Over a coffin dressed in black crepe, Austria bid a somber farewell on Wednesday to Simon Wiesenthal, the Nazi hunter whose life-long investigations made him known around the world but a controversial figure at home.
Chancellor Wolfgang Schuessel joined a memorial service in the capital with Wiesenthal's daughter Pauline Kreisberg.
"Wiesenthal was not a powerful man, yet he took on the mantle in order to make the world a more just place," the chancellor said in a brief address at Vienna's central cemetery.
The ceremony, attended by 300 people, including the ambassadors of Israel, Britain and the US, took place in a small synagogue that had been destroyed by Nazi sympathizers in 1938 and rebuilt in the 1960s.
The grand rabbi of Vienna, Paul Chaim Eisenberg, also gave a brief address before a cantor said the kaddish, the Jewish prayer for the dead.
Dan Ashbel, the Israeli ambassador, said Wiesenthal "bequeathed us the task of reminding the world about the Shoah and warning against extermination."
Wiesenthal, who died on Tuesday aged 96, will be buried today in Israel where his daughter now lives.

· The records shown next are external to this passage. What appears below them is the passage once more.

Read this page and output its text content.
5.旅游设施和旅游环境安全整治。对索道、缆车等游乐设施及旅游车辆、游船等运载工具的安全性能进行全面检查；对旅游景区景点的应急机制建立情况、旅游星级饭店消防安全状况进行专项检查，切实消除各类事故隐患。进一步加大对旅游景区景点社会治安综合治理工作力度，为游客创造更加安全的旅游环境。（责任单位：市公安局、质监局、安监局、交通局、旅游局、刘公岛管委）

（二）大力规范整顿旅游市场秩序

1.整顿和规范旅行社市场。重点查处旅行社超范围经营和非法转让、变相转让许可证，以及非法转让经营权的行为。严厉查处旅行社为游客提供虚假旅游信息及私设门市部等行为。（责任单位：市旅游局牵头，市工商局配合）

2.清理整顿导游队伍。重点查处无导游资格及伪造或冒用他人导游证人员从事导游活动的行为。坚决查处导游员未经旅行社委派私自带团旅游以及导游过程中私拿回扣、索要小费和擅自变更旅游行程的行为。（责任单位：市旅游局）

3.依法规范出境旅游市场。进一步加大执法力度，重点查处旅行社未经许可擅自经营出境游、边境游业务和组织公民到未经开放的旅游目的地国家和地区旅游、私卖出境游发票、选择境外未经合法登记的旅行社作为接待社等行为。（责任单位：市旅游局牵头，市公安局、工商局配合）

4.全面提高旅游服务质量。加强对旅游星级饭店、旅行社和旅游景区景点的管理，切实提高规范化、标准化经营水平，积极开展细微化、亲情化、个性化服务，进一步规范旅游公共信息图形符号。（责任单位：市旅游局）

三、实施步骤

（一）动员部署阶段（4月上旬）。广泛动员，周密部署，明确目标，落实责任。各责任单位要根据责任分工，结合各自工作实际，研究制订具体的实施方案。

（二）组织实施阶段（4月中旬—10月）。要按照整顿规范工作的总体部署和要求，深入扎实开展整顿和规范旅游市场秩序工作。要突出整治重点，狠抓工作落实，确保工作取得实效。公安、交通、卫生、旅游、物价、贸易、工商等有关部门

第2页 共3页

While tributes continued to pour in from world leaders, the leading Kronen Zeitung daily, read by one Austrian in two, did not report his death on its front page, preferring instead stories about fuel prices and the Harry Potter novels.

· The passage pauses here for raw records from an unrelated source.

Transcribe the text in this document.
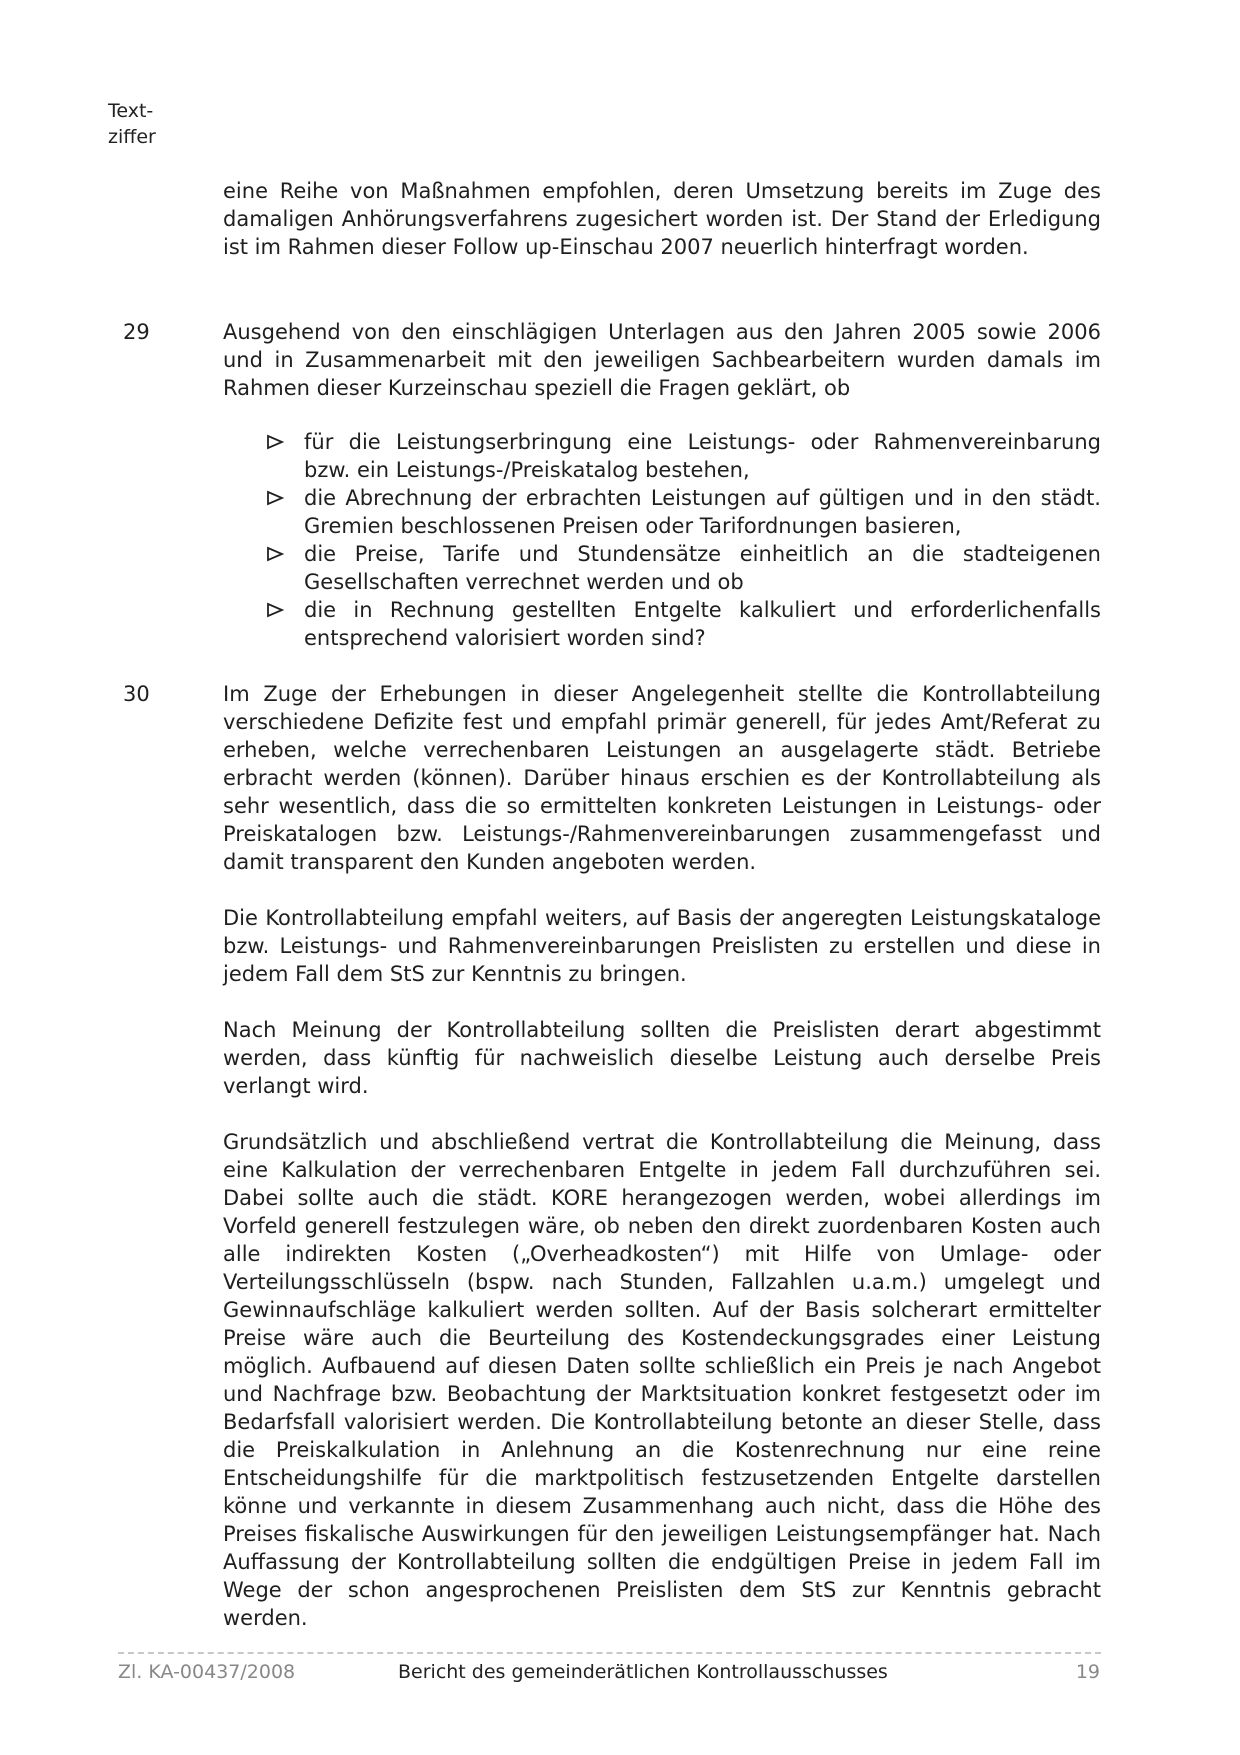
Text-
ziffer
eine Reihe von Maßnahmen empfohlen, deren Umsetzung bereits im Zuge des damaligen Anhörungsverfahrens zugesichert worden ist. Der Stand der Erledigung ist im Rahmen dieser Follow up-Einschau 2007 neuerlich hinterfragt worden.
29	Ausgehend von den einschlägigen Unterlagen aus den Jahren 2005 sowie 2006 und in Zusammenarbeit mit den jeweiligen Sachbearbeitern wurden damals im Rahmen dieser Kurzeinschau speziell die Fragen geklärt, ob
für die Leistungserbringung eine Leistungs- oder Rahmenvereinbarung bzw. ein Leistungs-/Preiskatalog bestehen,
die Abrechnung der erbrachten Leistungen auf gültigen und in den städt. Gremien beschlossenen Preisen oder Tarifordnungen basieren,
die Preise, Tarife und Stundensätze einheitlich an die stadteigenen Gesellschaften verrechnet werden und ob
die in Rechnung gestellten Entgelte kalkuliert und erforderlichenfalls entsprechend valorisiert worden sind?
30	Im Zuge der Erhebungen in dieser Angelegenheit stellte die Kontrollabteilung verschiedene Defizite fest und empfahl primär generell, für jedes Amt/Referat zu erheben, welche verrechenbaren Leistungen an ausgelagerte städt. Betriebe erbracht werden (können). Darüber hinaus erschien es der Kontrollabteilung als sehr wesentlich, dass die so ermittelten konkreten Leistungen in Leistungs- oder Preiskatalogen bzw. Leistungs-/Rahmenvereinbarungen zusammengefasst und damit transparent den Kunden angeboten werden.

Die Kontrollabteilung empfahl weiters, auf Basis der angeregten Leistungskataloge bzw. Leistungs- und Rahmenvereinbarungen Preislisten zu erstellen und diese in jedem Fall dem StS zur Kenntnis zu bringen.

Nach Meinung der Kontrollabteilung sollten die Preislisten derart abgestimmt werden, dass künftig für nachweislich dieselbe Leistung auch derselbe Preis verlangt wird.

Grundsätzlich und abschließend vertrat die Kontrollabteilung die Meinung, dass eine Kalkulation der verrechenbaren Entgelte in jedem Fall durchzuführen sei. Dabei sollte auch die städt. KORE herangezogen werden, wobei allerdings im Vorfeld generell festzulegen wäre, ob neben den direkt zuordenbaren Kosten auch alle indirekten Kosten („Overheadkosten“) mit Hilfe von Umlage- oder Verteilungsschlüsseln (bspw. nach Stunden, Fallzahlen u.a.m.) umgelegt und Gewinnaufschläge kalkuliert werden sollten. Auf der Basis solcherart ermittelter Preise wäre auch die Beurteilung des Kostendeckungsgrades einer Leistung möglich. Aufbauend auf diesen Daten sollte schließlich ein Preis je nach Angebot und Nachfrage bzw. Beobachtung der Marktsituation konkret festgesetzt oder im Bedarfsfall valorisiert werden. Die Kontrollabteilung betonte an dieser Stelle, dass die Preiskalkulation in Anlehnung an die Kostenrechnung nur eine reine Entscheidungshilfe für die marktpolitisch festzusetzenden Entgelte darstellen könne und verkannte in diesem Zusammenhang auch nicht, dass die Höhe des Preises fiskalische Auswirkungen für den jeweiligen Leistungsempfänger hat. Nach Auffassung der Kontrollabteilung sollten die endgültigen Preise in jedem Fall im Wege der schon angesprochenen Preislisten dem StS zur Kenntnis gebracht werden.

Zl. KA-00437/2008	Bericht des gemeinderätlichen Kontrollausschusses	19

One historian, who did not want to be identified, said Wiesenthal "was not loved by the people whom he reminded, without pulling any punches, that many of the butchers were Austrians."

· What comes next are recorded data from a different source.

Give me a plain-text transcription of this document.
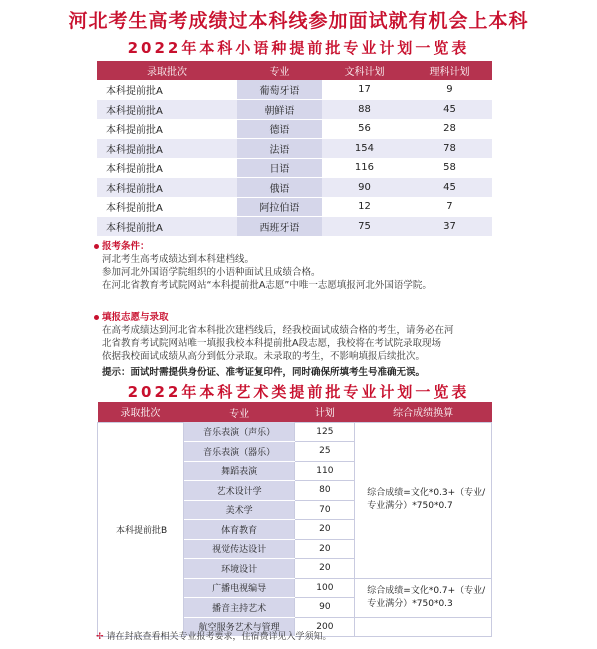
河北考生高考成绩过本科线参加面试就有机会上本科
2022年本科小语种提前批专业计划一览表
录取批次	专业	文科计划	理科计划
本科提前批A	葡萄牙语	17	9
本科提前批A	朝鲜语	88	45
本科提前批A	德语	56	28
本科提前批A	法语	154	78
本科提前批A	日语	116	58
本科提前批A	俄语	90	45
本科提前批A	阿拉伯语	12	7
本科提前批A	西班牙语	75	37
报考条件：
河北考生高考成绩达到本科建档线。
参加河北外国语学院组织的小语种面试且成绩合格。
在河北省教育考试院网站“本科提前批A志愿”中唯一志愿填报河北外国语学院。
填报志愿与录取
在高考成绩达到河北省本科批次建档线后，经我校面试成绩合格的考生，请务必在河
北省教育考试院网站唯一填报我校本科提前批A段志愿，我校将在考试院录取现场
依据我校面试成绩从高分到低分录取。未录取的考生，不影响填报后续批次。
提示：面试时需提供身份证、准考证复印件，同时确保所填考生号准确无误。
2022年本科艺术类提前批专业计划一览表
录取批次	专业	计划	综合成绩换算
本科提前批B	音乐表演（声乐）	125	综合成绩=文化*0.3+（专业/专业满分）*750*0.7
	音乐表演（器乐）	25	
	舞蹈表演	110	
	艺术设计学	80	
	美术学	70	
	体育教育	20	
	视觉传达设计	20	
	环境设计	20	
	广播电视编导	100	综合成绩=文化*0.7+（专业/专业满分）*750*0.3
	播音主持艺术	90	
	航空服务艺术与管理	200	
✢ 请在封底查看相关专业报考要求，住宿费详见入学须知。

It contrasted with Germany, where the popular Bild newspaper called him "A hunter, a survivor, a bringer of justice, a witness of the century," while the Munich daily Sueddeutsche Zeitung said he had "a moral fiber and a pen dipped in steel."
During his lifetime he tracked down 1,100 Nazis, including Adolf Eichmann, an architect of Austrian-born Adolf Hitler's "final solution" to exterminate all Jews.
A survivor of the Nazi death camps, where he lost scores of relatives, Wiesenthal led a tenacious campaign to bring the killers to justice and ensure the 6 million Jews who died would never be forgotten.
Unlike Germany, which underwent a painful examination of conscience after its defeat in 1945, Austria took decades to acknowledge a role in war crimes, saying it had been the first victim of the Nazis.
It was only in 1991 that chancellor Franz Vranitzky admitted Austrians had included the guilty as well as victims, but it was several more years before Austria began paying compensation to Jewish families who were robbed of their belongings after Nazi Germany annexed the country in 1938.
Wiesenthal's most memorable clash with Austrian officialdom came in 1975, when chancellor Bruno Kreisky, himself a Jew, accused Wiesenthal of being part of "a certain mafia" seeking to besmirch the country's reputation.